Those reading this that aspire to get some industry credentials—Master of Wine, Certified Sommelier, Master Sommelier, Certified Wine Educator, WSET Level II and Level III to name some—are well aware that part of the process/testing to acquire such post-nominals requires a blind tasting component, in addition to the various multiple choice, short answer, and essay questions. Irrefutably, it is this blind tasting exercise that causes the most angst among the candidates. Indeed, we’re aware of several instances where a person passes two or three of the required sections, only to get tripped up by the blind tasting portion—requiring these candidates to ‘retake the blind’ three or four or five times. It is so common in fact that most of these organizations now have limits, as in one can only attempt X times, and then the candidate goes back to square one and must retake all the written portions as well.

Most readers of this likely do not know Wine Geek is a former Master of Wine Candidate (a very long time ago: but the insight and experience were invaluable). MW’s—the Alpha Dogs of the wine trade—are uniformly bright, articulate, proficient writers and clearly great blind tasters. Geek asserts this last point since the tasting portion of the MW exam is far and away the most grueling: the candidates must taste 36 wines (three separate sessions comprised of 12 wines each) and try to determine their provenance as well as answer questions or comment on grape varietal, production methods, age and other pertinent information. Geek assures you it is a completely different universe from just trying to tell a Cabernet from a Pinot Noir or a New World Cabernet from a Bordeaux! The good news about the brutal MW tasting is that they are very fair: the wines used are classic, high-quality wines, i.e., if one has a flight comprised of Left Bank Bordeaux (for example), the wines in the lineup would be 2nd and 3rd growth wines, not some low-end unclassified wannabes. The notion is the classic wines have a classic taste, so anyone versed in wines can readily identify them. And now we arrive at the gist of this missive.

The word classic in this use is fairly amorphous: classic to whom, classic compared to what? However generally speaking, the fine wine world of much of the 20th century—provided by France and commercialized by the Brits—was pretty static: for example, pertaining to Bordeaux, it was the same 100 or so properties, mostly owned by the same families for generations with the same winemaker typically at the helm for 30 or 40 years. So there was consistency of style, consistency of methods of production: no roto-fermenters or centrifuges popping up in Bordeaux during this time…the biggest innovation was stainless steel fermenters which slowly came into use starting in the sixties (Chateau Haut Brion—American owned by the way– being the first). And the weather—though obviously with variances from vintage to vintage—was predictable, keeping ripeness in particular within a small range. Of course, the terroir and cépage were more or less constant, so these classic wines were indeed consistent in style and quality, and sometimes had a specific ‘marker’ or personality trait, hence an experienced taster could identify specific wines, or at least specific villages in a blind tasting.

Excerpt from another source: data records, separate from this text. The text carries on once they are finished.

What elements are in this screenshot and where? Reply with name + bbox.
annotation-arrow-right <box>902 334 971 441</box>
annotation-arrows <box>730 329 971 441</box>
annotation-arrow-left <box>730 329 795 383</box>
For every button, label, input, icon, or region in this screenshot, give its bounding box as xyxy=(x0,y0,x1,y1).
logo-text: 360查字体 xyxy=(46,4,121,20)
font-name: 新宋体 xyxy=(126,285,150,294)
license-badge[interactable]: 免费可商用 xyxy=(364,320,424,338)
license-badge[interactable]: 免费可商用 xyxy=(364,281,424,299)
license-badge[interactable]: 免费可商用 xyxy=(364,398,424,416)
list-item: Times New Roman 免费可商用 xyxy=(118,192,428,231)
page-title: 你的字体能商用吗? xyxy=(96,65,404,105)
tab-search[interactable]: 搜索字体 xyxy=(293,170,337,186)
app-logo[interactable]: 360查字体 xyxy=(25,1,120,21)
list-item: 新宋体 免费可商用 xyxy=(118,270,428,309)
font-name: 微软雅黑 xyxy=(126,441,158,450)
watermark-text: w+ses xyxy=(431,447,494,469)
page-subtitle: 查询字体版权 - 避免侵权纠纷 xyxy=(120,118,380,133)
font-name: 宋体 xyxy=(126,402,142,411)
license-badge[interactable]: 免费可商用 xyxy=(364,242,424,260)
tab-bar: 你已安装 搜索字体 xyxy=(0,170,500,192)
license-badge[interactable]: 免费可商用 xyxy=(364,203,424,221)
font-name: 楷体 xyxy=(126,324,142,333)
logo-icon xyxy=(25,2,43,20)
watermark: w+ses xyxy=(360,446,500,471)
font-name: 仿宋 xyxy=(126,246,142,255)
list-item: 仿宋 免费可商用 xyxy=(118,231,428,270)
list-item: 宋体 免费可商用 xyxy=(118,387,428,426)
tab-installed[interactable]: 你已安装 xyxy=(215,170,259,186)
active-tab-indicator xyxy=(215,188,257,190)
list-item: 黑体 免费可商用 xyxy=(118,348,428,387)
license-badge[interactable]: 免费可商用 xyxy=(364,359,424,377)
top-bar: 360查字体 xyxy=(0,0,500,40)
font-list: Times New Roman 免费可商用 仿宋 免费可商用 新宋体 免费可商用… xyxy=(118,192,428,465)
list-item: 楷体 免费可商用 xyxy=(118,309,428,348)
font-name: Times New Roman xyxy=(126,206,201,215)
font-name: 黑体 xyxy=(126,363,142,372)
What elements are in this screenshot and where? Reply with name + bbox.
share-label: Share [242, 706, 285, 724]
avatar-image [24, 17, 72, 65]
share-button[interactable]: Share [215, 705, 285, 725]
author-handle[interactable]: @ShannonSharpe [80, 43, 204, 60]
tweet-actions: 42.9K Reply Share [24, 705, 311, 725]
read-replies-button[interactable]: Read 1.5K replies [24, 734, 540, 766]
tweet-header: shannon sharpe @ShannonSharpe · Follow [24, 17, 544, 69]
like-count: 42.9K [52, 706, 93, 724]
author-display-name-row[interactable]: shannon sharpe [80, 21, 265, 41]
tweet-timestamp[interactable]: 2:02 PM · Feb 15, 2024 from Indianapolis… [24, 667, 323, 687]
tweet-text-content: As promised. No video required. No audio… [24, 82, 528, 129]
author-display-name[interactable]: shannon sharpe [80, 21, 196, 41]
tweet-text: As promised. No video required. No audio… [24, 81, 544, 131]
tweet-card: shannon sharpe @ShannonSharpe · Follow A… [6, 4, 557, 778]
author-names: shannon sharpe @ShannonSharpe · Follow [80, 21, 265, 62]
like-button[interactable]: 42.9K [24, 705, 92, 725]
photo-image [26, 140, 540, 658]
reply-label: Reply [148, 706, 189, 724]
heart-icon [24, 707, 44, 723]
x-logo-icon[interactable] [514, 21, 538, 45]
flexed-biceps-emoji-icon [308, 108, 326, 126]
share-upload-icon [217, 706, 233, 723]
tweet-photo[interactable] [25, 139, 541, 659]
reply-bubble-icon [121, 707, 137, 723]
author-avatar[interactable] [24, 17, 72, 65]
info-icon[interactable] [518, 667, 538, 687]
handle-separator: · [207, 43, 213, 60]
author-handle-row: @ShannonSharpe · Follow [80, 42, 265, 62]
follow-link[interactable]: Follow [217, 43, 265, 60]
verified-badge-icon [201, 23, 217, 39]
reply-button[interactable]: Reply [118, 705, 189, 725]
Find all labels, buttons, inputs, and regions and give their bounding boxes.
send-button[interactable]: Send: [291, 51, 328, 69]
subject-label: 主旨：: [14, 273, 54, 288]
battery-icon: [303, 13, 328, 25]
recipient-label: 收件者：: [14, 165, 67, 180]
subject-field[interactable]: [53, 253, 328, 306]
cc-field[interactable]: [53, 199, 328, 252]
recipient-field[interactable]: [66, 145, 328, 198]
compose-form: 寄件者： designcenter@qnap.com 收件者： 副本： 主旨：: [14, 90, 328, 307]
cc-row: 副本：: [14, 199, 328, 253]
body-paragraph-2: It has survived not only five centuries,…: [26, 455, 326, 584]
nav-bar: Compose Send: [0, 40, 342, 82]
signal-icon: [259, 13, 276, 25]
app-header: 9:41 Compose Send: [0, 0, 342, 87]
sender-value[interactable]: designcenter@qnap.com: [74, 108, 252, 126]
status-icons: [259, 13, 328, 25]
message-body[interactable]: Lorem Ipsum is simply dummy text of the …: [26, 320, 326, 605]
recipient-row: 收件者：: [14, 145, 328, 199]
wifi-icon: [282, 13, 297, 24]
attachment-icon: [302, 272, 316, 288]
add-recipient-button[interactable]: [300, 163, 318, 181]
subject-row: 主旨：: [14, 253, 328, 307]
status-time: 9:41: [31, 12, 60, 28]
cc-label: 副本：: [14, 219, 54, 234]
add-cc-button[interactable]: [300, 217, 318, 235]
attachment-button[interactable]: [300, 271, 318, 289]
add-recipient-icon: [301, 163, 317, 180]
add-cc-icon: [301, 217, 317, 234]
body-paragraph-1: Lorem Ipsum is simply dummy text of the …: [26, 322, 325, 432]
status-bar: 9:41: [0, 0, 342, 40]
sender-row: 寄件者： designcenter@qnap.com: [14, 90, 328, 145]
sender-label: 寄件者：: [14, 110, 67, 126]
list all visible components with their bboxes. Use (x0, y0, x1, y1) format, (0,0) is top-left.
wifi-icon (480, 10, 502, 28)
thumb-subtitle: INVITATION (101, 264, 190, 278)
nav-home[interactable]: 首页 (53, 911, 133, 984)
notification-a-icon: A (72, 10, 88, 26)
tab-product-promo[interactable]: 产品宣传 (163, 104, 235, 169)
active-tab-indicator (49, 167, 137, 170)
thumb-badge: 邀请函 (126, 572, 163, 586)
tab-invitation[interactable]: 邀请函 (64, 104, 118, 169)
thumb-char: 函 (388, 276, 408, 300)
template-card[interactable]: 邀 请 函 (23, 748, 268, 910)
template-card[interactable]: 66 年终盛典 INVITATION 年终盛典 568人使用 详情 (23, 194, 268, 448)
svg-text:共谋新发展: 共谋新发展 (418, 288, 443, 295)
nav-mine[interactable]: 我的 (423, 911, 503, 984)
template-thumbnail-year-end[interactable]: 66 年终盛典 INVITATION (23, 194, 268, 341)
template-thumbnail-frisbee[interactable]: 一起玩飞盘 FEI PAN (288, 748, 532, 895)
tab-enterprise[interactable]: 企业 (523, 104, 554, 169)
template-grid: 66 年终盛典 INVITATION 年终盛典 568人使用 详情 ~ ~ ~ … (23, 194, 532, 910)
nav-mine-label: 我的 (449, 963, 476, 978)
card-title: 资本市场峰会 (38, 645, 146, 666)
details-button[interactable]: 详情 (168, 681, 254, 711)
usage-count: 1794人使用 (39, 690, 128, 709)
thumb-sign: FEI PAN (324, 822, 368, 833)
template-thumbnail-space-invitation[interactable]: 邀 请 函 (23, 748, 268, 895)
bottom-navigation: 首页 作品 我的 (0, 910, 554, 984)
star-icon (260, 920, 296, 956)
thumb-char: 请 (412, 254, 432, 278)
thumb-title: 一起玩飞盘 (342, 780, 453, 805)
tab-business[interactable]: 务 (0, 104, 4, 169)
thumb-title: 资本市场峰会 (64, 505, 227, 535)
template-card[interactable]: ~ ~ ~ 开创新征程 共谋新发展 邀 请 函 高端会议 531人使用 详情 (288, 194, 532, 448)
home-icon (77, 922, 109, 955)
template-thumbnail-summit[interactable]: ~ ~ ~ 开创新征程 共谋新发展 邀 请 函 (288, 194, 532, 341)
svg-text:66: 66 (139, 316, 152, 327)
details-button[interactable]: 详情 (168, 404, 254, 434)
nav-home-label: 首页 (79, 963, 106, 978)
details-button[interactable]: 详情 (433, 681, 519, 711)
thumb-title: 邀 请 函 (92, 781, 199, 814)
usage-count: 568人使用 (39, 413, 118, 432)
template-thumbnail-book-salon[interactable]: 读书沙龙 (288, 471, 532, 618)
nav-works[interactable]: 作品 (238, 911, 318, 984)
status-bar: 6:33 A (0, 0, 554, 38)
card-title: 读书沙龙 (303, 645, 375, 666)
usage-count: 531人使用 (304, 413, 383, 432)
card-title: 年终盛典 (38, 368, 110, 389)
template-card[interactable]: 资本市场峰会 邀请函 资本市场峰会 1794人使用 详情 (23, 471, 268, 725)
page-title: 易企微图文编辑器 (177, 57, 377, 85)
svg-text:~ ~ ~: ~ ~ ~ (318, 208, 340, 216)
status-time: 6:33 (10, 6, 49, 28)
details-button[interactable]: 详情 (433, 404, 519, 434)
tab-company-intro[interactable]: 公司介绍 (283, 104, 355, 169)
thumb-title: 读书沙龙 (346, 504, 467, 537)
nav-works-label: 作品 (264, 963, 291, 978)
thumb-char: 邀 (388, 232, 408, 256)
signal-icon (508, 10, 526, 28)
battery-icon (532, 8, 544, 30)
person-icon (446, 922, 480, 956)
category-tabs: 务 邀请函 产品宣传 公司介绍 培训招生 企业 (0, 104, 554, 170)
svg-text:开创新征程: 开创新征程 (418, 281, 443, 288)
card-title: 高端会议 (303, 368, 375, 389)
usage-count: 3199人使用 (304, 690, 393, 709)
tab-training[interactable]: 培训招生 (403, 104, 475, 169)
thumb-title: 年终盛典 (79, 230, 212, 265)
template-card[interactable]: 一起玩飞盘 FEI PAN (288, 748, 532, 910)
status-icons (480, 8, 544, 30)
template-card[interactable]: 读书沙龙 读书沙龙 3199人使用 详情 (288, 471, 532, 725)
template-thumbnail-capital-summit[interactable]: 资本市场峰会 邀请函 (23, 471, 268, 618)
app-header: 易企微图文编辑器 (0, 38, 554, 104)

Today however, there are many changes which have diminished this relative uniformity of properties and even entire regions. Without intending to issue political opinions, if Geek has asked 50 or 60 vintners—in France, Italy and the USA about Global Warming over the past year, 100% (not 99%) have acknowledged it as an issue. This increase in temperatures, along with improved vineyard practices over the past decade or two that maximize healthy fruit and ripeness is why the overall quality of wines has increased; there used to be a lot of green moderately priced Red Bordeaux years ago, not so much anymore. And even in places like Napa or Australia where achieving ripeness was rarely an issue, this extra ripeness led to richer, more polished wines—just what the wine reviewers liked. Now it is quite normal for Napa Cabernet to clock in at 14.8 to 15.5 alcohol. And Global Warming is just getting warmed up, so to speak.

As for the subject at hand—blind tasting—imagine cutting your teeth on Bordeaux and Cabernet wines of the seventies and eighties and developing all of your paradigms as to what tastes like what…and then you get dropped into 2019. Today’s MW candidates could have in front of them a group of twelve wines that include some high quality classified Bordeaux (today ripe, polished and 14+ alcohol), Cabernets from Napa, Colchagua, Margaret River, and for good measure Cabernet-influenced bottlings from Ribera del Duero and Priorat. Very few of these are ‘classic’ anymore…whatever that means. Good luck to these new candidates; we’re pretty sure even Michael Broadbent would lose his MW tasting epaulets if he had to redo the exam today.

The best news is that as the trade has acknowledged this problem (or shall we say change); the industry at large is making adjustments. Bordeaux just authorized a handful (7) of new grapes that ripen less easily than Merlot; Geek has talked with a couple of Napa vintners that are changing canopy management tactics and edging back toward the old ‘California sprawl’ (where the fruit was partially shaded by the canopy—as opposed to being essentially hung out on a clothesline, as has been the norm for the past decade or so). Different clones. Different rootstocks. Harvesting changes.  As is normal when things tilt too much in one direction, the pendulum is starting to swing the other way. If the adjustments and considerations increasingly come into play, perhaps that word classic will be in play again as well. Good news for blind tasters!